Barbara Steele didn't see the script in advance. She would be given pages daily.
* In the Italian language version Princess Asa and Javutich are brother and sister which hinted at an incestuous relationship. This relationship is not part of either English language version.
* Good reviews plus word-of-mouth reportedly turned this into American International's highest grossing film up to that time, exceeding their grosses for Terrore dei barbari, Il (1959) and Roger Corman's House of Usher (1960).
* The U.S. version released by American International has a replacement score by Les Baxter. Although Baxter is given sole credit, his score actually contains themes from Roberto Nicolosi's original score.
* Mario Bava claimed that an American company approached him about doing a color remake. He refused.
* This film has been shown in the United States in four (five counting the tv version) different versions:
BLACK SUNDAY (84 minutes)distributed by American Internatinal Pictures. This U.S. version features a more dramatic dubbing job recorded in the U.S. and a new score by Les Baxter to replace the original score. Further edits to this version were used to create the 16mm U.S. television syndication version.
REVENGE OF THE VAMPIRE The long delayed British version is a different cut that features the original English language dubbing recorded in Italy and the original Italian score by Roberto Nicolosi.

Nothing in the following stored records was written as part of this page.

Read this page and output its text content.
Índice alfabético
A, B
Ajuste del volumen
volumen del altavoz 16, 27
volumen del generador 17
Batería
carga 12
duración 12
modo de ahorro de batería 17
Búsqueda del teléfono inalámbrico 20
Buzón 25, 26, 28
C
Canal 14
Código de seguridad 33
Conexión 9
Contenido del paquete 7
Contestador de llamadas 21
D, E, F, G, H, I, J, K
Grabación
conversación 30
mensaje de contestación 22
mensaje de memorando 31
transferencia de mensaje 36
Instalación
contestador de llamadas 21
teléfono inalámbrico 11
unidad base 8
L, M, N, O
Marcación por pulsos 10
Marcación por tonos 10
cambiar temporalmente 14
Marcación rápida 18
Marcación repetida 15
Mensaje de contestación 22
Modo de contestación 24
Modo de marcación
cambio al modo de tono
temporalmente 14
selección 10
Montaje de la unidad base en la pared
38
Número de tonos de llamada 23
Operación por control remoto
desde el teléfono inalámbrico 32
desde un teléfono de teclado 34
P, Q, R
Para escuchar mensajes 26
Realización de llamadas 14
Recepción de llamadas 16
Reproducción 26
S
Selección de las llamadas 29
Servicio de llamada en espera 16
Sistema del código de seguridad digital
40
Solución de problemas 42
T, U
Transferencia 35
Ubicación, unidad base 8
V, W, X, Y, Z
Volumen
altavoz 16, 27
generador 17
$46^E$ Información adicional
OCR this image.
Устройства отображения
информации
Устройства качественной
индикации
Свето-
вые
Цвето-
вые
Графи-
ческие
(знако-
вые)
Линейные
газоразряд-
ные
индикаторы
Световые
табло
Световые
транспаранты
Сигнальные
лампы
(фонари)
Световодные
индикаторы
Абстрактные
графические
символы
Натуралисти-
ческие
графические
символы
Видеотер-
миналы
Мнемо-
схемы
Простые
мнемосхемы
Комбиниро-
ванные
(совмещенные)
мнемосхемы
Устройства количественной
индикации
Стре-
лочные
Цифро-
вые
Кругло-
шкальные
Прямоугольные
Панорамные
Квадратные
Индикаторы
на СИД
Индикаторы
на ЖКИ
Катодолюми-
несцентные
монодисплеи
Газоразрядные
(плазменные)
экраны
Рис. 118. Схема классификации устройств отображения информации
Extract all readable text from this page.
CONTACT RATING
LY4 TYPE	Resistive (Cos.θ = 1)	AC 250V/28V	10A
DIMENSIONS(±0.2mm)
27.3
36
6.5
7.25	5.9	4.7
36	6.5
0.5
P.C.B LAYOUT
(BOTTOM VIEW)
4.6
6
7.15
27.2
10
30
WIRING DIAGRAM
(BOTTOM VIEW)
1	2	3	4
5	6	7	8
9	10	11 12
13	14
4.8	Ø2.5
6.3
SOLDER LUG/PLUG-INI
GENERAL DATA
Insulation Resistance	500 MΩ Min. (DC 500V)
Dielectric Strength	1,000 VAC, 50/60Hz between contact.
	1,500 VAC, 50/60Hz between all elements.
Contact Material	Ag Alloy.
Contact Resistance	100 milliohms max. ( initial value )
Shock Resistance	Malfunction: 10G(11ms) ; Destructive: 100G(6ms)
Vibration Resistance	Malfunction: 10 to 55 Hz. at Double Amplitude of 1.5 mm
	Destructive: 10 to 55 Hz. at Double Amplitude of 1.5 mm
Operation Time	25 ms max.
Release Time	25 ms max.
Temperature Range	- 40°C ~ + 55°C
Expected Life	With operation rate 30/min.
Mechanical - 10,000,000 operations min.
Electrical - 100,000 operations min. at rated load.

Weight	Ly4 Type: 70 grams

THE MASK OF SATAN (87 minutes) The complete version of the film featuring the original English language dubbing recorded in Italy and the original Italian score by Roberto Nicolosi. This is usually referred to as the "European Version."
LA MASCHERA DEL DEMONIO (85 minutes) Not the original Italian version as you might expect from the title. The main title is video generated (in bright red) amd superimposed over the black and white film. The film uses the original English language dubbing recored in Italy. The score is a mixture of both the original Italian (Roberto Nicolosi) and U.S. (Les Baxter) scores.
* Tagline: "The Undead Demons of Hell Terrorize the World in an Orgy of Stark Horror!"